Mum and I make our annual pilgrimage to Laura Ann Farms to pick out a grave wreath and visit Nick & Gram. Boom will meat us at the cemetery then we’ll have lunch up the street. I’ll make my annual loop, and stalk the old house on J’s street. Mum and I won’t caravan up to the lake; our traveling speeds don’t match up. But I should cut mine down by 10 mph to avoid the now annual Delaware county speeding ticket. But the road, officer, it gives me such pleasure. Whomever laid it out—I’d think likely the native peoples—has it following the bends in the river. The bald eagles should be back from Canada so I’ll be keeping eyes peeled to peep some–more reason to cut down my mph.
Tonight is still slogging through holiday and year end hammer list. It’ll all get done before I leaf for Cali but currently my lids are getting heavy. I wanted to get this post in—one towards daily, no holidays, no weekends (though I’ve just taken a couple days off. ouch.)—for I ate my last prandium at home for the year.
It’s Sunday night and a holy day. Saturnalia for the polytheists–as yesterday was solstice I’d also say the dates posted on Wiki are off.
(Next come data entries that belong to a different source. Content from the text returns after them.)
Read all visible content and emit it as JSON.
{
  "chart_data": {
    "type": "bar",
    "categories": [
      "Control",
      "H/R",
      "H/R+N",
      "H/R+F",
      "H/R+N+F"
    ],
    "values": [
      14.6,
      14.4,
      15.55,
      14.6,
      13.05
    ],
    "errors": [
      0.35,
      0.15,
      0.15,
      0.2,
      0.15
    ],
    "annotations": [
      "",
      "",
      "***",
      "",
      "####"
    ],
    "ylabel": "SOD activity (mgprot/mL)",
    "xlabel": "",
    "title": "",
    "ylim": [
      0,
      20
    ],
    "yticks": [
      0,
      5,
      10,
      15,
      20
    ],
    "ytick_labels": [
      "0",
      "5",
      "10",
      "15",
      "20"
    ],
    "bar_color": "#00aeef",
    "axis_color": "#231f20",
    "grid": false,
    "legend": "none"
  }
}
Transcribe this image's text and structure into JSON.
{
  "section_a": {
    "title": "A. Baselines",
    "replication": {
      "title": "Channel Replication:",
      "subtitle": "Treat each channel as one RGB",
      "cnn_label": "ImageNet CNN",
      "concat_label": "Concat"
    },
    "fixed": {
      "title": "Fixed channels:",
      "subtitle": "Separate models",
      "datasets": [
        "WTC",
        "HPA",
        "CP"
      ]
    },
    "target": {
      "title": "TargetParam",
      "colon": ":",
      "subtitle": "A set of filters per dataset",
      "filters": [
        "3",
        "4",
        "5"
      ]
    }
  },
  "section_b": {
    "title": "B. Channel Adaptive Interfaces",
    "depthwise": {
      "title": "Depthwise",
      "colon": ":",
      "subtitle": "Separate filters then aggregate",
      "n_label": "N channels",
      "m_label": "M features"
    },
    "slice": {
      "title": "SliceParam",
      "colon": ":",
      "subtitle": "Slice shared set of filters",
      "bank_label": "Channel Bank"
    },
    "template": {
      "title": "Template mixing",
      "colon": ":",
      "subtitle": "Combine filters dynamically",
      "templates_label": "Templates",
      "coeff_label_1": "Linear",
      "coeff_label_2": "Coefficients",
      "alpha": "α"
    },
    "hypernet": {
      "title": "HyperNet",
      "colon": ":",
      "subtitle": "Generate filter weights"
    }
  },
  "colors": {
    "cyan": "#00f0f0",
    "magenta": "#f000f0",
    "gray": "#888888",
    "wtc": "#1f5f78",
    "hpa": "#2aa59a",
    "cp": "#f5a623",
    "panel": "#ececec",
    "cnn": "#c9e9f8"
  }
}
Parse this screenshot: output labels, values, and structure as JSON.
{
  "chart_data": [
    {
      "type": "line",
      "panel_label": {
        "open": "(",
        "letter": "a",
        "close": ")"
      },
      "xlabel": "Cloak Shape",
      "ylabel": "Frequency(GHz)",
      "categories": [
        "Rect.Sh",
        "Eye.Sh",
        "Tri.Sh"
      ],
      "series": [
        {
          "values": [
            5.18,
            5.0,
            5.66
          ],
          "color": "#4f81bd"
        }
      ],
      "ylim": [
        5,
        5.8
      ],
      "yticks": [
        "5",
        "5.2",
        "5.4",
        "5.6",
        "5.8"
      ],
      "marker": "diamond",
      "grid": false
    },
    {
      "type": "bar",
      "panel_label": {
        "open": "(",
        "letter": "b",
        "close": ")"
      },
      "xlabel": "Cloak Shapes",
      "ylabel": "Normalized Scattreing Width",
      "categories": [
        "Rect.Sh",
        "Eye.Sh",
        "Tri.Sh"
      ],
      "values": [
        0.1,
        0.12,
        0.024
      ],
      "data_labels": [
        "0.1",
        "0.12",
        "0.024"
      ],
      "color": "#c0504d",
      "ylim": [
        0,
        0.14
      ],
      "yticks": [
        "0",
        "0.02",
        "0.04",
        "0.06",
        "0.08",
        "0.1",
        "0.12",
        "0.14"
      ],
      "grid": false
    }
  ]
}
La lune accroche la pleine haute au-dessus de nos têtes ce soir. There have been big big winds tonight; some almost big enough to lean back into for a lift, but I didn’t make it to the spot to catch the biggest wind. Tant pis. I think I will take a resolution for the new year and finally learn some proper French. So to the humble meal.
A bit too long in the crisper green beans sauteed with my last shallot
One good handful des haricot verts and wash them in their baggie. Take the whole bunch in your hand. Line up one end on the chopping block and chop the tips off, slowly, with the French knife. Turn the bunch around to line up the other end and chop the tips off. Then chop the haricots in half. Next do battle with the last shallot standing. Chop the ends, skin it, then skinny slice it from the long end to the other. Haricots and shallot in a pan heating a tablespoon of olio and double pat of butter. The wooden slant edge spatula stirs the sauté until the shallot surrenders to General Maillard* at Revereware Glen. Piper nigrum, sel, crushed red pepper. A tall teaspoon Italian bread crumbs over top and sauté until still crunchy but just tender—haricots denté. Served with a half cup or so lefty pastina and shaky parm (Yeah, yeah, yeah.) and pipermill. Seltzer.
I think this is what they call a comfort prandium.
Buen provecho y feliz festives..
*No need for schooling; I am aware it is indeed a carmelization reaction.